La conversación, álgida por momentos, transcurre el día en que Inglaterra decide participar de la Segunda Guerra Mundial y enfrenta dos posiciones antagónicas. El austríaco Freud, una de las mayores figuras intelectuales del Siglo XX, por un lado y el británico Lewis, catedrático prominente de la Universidad de Oxford, miembro activo del grupo literario Inklings, junto a su amigo J. R. R. Tolkien, creador de “El señor de los anillos”, por otro.
“¿Por qué permitiría Dios tanto dolor y padecimiento en el mundo?”, se cuestiona Freud. Una duda profunda, exacerbada por las muertes ocurridas en su familia y el cáncer de paladar que se le había diagnosticado, probablemente como resultado de su intensa adicción a fumar habanos. La respuesta de su contrincante no se hace esperar: “Dios quiere perfeccionarnos a través del sufrimiento”, sentencia.
El diálogo mordaz, inteligente y profundo, va creciendo en intensidad, aunque no termina de disimular que la obra es una sola situación estirada, a la que no le vendría mal una pequeña poda. Porque se habla de la sexualidad humana, la veracidad del Nuevo Testamento, la sensibilidad de las personas, la aceptación y resignación ante el devenir de la vida, la existencia de un más allá esperanzador, hasta de los temores ante la contienda bélica que se avecina. Son dos personajes complejos, ubicados en el estudio del padre del psicoanálisis, sometidos a una acalorada discusión sólo interrumpida por llamados telefónicos y las noticias radiales en aquel septiembre de 1939.

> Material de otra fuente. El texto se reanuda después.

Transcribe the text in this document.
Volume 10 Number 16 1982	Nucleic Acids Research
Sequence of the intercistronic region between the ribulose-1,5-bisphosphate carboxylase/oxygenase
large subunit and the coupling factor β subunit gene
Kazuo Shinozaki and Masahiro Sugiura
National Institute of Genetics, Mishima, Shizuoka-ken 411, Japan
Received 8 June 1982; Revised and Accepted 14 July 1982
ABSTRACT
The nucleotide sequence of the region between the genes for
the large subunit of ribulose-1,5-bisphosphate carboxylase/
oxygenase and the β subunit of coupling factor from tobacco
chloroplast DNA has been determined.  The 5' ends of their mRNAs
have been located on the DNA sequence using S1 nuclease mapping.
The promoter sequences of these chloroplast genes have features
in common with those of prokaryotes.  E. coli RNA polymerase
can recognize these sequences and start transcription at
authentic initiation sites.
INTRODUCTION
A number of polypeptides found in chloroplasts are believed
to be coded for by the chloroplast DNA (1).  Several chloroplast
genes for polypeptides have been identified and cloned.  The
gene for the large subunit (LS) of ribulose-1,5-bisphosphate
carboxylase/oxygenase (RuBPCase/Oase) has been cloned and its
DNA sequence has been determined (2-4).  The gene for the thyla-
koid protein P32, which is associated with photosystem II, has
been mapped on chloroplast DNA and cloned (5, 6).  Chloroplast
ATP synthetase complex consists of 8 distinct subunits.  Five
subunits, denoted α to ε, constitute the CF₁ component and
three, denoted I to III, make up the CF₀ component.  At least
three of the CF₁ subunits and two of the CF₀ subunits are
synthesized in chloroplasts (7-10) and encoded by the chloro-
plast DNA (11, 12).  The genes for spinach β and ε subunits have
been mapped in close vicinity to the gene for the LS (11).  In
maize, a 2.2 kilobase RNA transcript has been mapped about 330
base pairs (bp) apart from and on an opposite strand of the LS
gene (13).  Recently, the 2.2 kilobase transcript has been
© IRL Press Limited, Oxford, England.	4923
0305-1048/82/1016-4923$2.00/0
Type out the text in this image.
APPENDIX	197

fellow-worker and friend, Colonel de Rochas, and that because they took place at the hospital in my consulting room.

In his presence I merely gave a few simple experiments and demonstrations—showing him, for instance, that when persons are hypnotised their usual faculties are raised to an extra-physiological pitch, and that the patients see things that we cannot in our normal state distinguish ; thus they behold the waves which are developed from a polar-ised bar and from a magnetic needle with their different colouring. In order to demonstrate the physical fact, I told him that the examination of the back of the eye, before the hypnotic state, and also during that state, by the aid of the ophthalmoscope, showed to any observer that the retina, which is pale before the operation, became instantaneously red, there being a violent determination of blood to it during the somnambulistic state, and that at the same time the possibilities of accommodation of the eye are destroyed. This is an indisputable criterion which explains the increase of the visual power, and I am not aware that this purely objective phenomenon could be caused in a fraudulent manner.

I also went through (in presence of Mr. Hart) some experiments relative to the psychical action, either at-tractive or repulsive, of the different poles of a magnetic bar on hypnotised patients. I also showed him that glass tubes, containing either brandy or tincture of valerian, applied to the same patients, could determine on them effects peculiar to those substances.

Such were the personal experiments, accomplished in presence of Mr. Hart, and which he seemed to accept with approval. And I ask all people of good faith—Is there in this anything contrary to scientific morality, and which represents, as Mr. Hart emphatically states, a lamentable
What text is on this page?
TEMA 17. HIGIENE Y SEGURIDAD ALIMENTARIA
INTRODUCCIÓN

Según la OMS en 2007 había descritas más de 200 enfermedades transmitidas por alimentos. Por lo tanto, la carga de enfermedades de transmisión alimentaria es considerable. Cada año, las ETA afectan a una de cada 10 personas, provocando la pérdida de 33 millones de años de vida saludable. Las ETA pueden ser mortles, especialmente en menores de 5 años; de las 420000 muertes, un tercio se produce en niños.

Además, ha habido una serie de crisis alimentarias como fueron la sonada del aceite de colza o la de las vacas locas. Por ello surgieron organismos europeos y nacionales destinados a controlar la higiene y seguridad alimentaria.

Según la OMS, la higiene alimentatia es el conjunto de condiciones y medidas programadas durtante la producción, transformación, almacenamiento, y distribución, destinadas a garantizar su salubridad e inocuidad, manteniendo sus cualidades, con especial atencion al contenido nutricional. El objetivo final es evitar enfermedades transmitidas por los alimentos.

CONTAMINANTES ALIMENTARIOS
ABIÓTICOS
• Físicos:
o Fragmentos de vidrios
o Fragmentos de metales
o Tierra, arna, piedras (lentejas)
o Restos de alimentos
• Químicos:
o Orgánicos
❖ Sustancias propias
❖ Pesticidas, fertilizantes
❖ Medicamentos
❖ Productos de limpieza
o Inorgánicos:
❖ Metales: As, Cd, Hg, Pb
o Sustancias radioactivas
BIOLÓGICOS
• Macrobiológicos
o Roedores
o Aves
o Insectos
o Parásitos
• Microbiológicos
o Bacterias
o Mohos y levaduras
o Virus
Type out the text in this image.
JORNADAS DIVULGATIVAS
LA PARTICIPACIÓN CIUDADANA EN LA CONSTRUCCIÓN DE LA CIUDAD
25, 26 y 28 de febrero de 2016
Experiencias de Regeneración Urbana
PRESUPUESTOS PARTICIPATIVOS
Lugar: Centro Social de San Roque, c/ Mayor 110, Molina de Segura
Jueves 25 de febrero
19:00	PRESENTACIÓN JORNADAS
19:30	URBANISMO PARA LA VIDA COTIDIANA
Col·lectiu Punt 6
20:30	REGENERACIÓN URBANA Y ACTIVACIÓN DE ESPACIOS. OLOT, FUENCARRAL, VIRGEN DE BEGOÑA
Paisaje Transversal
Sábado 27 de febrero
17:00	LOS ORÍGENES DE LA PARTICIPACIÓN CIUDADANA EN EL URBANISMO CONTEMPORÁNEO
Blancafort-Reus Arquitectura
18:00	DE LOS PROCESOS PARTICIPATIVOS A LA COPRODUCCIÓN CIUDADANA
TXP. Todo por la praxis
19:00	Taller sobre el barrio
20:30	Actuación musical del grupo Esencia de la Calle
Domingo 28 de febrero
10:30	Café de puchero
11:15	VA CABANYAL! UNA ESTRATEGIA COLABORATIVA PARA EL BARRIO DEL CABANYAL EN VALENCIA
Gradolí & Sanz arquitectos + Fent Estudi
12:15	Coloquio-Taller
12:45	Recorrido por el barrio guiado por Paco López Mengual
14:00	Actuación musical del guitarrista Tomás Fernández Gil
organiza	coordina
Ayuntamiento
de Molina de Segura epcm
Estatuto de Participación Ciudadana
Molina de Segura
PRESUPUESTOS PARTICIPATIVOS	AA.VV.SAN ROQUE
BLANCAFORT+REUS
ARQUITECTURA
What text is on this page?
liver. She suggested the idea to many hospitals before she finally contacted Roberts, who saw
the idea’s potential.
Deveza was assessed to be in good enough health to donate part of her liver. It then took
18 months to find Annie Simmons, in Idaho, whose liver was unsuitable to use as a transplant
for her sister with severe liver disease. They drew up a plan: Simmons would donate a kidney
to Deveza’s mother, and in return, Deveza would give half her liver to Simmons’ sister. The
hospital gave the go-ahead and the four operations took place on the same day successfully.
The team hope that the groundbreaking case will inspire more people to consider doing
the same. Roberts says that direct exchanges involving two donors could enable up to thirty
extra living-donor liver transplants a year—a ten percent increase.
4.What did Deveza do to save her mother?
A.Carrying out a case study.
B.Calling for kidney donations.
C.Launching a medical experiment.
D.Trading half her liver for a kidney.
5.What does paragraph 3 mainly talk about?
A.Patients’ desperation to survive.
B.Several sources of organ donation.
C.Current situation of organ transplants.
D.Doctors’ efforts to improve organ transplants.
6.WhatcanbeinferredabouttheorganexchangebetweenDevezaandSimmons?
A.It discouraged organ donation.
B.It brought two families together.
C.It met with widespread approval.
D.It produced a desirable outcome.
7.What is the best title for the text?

En una modesta producción escénica, Luis Machín sobresale como el anciano Freud, en la representación de su doliente ocaso. Javier Lorenzo, en la piel de Lewis, un personaje que no tiene tanta espesura como el de su adversario, sale airoso del desafío. Daniel Veronese dirige con más oficio que sutileza el match de palabras, aunque, casi sobre el final, propone un desborde revulsivo que bordea peligrosamente el grand guignol.